The youngest of a large family, Link had been accustomed all his life to Mrs. Bingham's many whimsicalities.

"I s'pose you can smell he's a thief, just as you can tell when it's goin' to rain, or the butter's comin', by the smell."

"Well, you needn't laugh, Lincoln. I can," maintained the old lady, stoutly. "An' I ain't goin' to put a red cent o' my money into his pocket—f'r there's where it 'ud go to."

She yielded at last, and received a little bank-book in return for her money. "Jest about all I'll ever get," she said, privately; and thereafter out of her brass-bowed spectacles with an eagle's gaze she watched the banker go by. But the banker, seeing the dear old soul at the window looking out at him, always smiled and bowed, unaware of her suspicion.

At the end of the year he bought the lot next his rented house, and began building one of his own, a modest little affair, shaped like a pork-pie with a cupola, or a Tam-o'-Shanter cap—a style of architecture which became fashionable at once.

He worked heroically to get the location of the plow-factory at Bluff Siding, and all but succeeded; but Tyre, once their ally, turned against them, and refused to consider the fact of the Siding's position at the centre of the county.
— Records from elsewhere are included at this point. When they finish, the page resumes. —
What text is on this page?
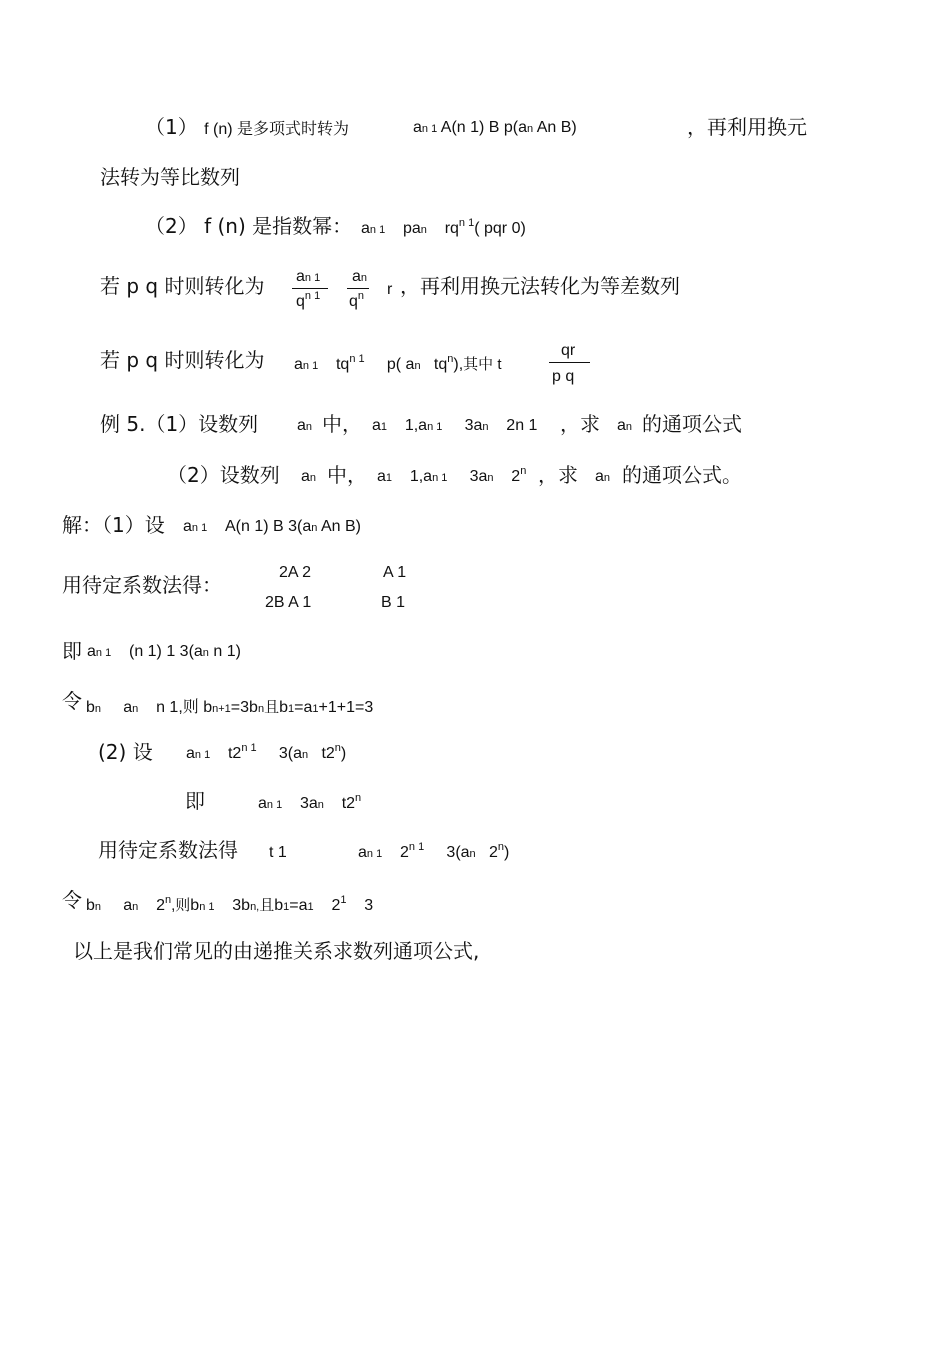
（1） f (n) 是多项式时转为	an 1 A(n 1) B p(an An B)	，再利用换元
法转为等比数列
（2） f (n) 是指数幂： an 1 pan $rq^{n 1}$( pqr 0)
若 p q 时则转化为 an 1
$q^{n 1}$
an
$q^n$ r ，再利用换元法转化为等差数列
若 p q 时则转化为 an 1 $tq^{n 1}$ p( an $tq^n$),其中 t
qr
p q
例 5.（1）设数列 an 中， a1 1,an 1 3an 2n 1 ，求 an 的通项公式
（2）设数列 an 中， a1 1,an 1 3an 2$^n$ ，求 an 的通项公式。
解：（1）设 an 1 A(n 1) B 3(an An B)
用待定系数法得：
2A 2	A 1
2B A 1	B 1
即 an 1 (n 1) 1 3(an n 1)
令 bn an n 1,则 bn+1=3bn且b1=a1+1+1=3
(2) 设 an 1 $t2^{n 1}$ 3(an t2$^n$)
即	an 1 3an t2$^n$
用待定系数法得 t 1	an 1 $2^{n 1}$ 3(an 2$^n$)
令 bn an 2$^n$,则bn 1 3bn,且b1=a1 $2^1$ 3
以上是我们常见的由递推关系求数列通项公式,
However, for some reason or other, the town woke up to something of a boom during the next two years. Several large farmers decided to retire and live off the sweat of some other fellow's brow, and so built some houses of the pork-pie order, and moved into town.

This inflow of moneyed men from the country resulted in the establishment of a "seminary of learning" on the hillside, where the Soldiers' Home was to be located. This called in more farmers from the country, and a new hotel was built, a sash-and-door factory followed, and Burt McPhail set up a feed-mill.
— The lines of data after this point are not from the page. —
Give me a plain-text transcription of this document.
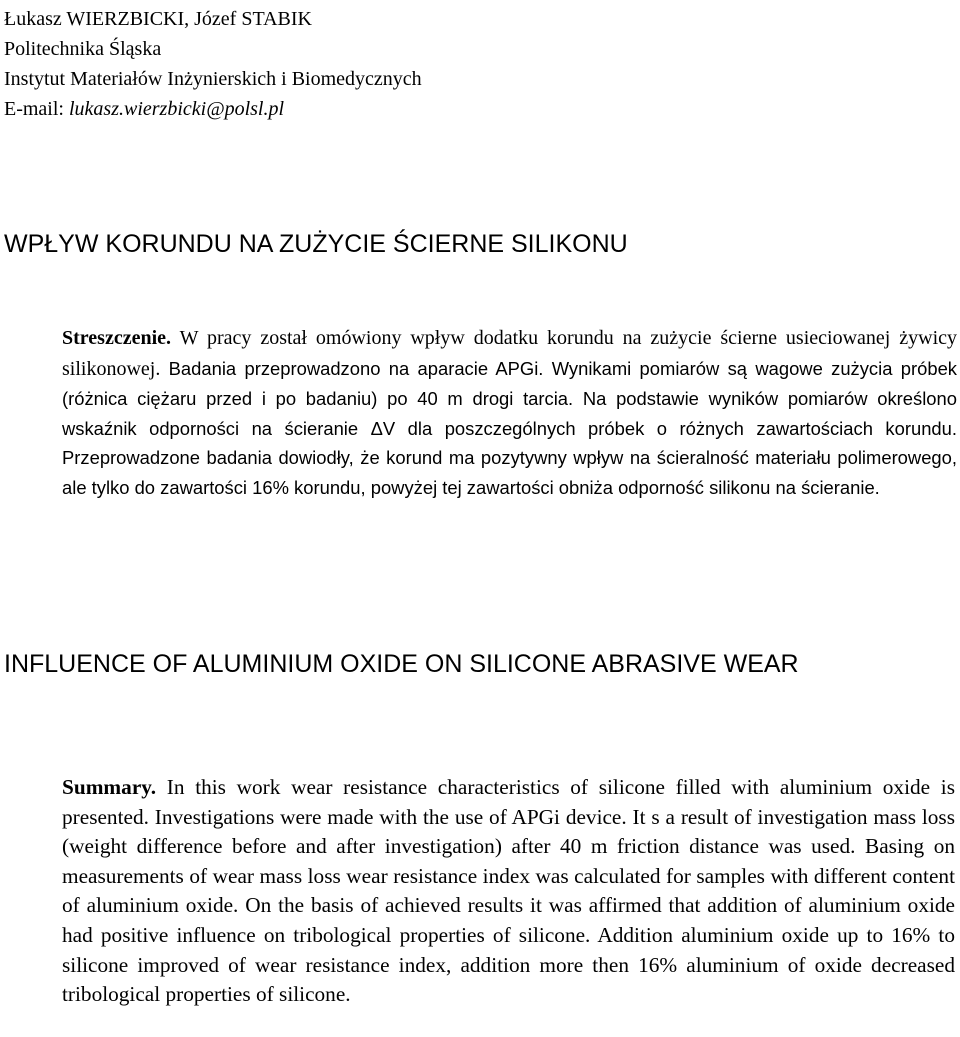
Łukasz WIERZBICKI, Józef STABIK
Politechnika Śląska
Instytut Materiałów Inżynierskich i Biomedycznych
E-mail: lukasz.wierzbicki@polsl.pl
WPŁYW KORUNDU NA ZUŻYCIE ŚCIERNE SILIKONU
Streszczenie. W pracy został omówiony wpływ dodatku korundu na zużycie ścierne usieciowanej żywicy silikonowej. Badania przeprowadzono na aparacie APGi. Wynikami pomiarów są wagowe zużycia próbek (różnica ciężaru przed i po badaniu) po 40 m drogi tarcia. Na podstawie wyników pomiarów określono wskaźnik odporności na ścieranie ΔV dla poszczególnych próbek o różnych zawartościach korundu. Przeprowadzone badania dowiodły, że korund ma pozytywny wpływ na ścieralność materiału polimerowego, ale tylko do zawartości 16% korundu, powyżej tej zawartości obniża odporność silikonu na ścieranie.
INFLUENCE OF ALUMINIUM OXIDE ON SILICONE ABRASIVE WEAR
Summary. In this work wear resistance characteristics of silicone filled with aluminium oxide is presented. Investigations were made with the use of APGi device. It s a result of investigation mass loss (weight difference before and after investigation) after 40 m friction distance was used. Basing on measurements of wear mass loss wear resistance index was calculated for samples with different content of aluminium oxide. On the basis of achieved results it was affirmed that addition of aluminium oxide had positive influence on tribological properties of silicone. Addition aluminium oxide up to 16% to silicone improved of wear resistance index, addition more then 16% aluminium of oxide decreased tribological properties of silicone.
All this improvement unquestionably dated from the opening of the bank, and the most unreasoning partisans of the banker held him to be the chief cause of the resulting development of the town, though he himself modestly disclaimed any hand in the affair.

Had Bluff Siding been a city, the highest civic honors would have been open to Banker Sanford; indeed, his name was repeatedly mentioned in connection with the county offices.

"No, gentlemen," he explained, firmly, but courteously, in Wilson's store one night; "I'm a banker, not a politician. I can't ride two horses."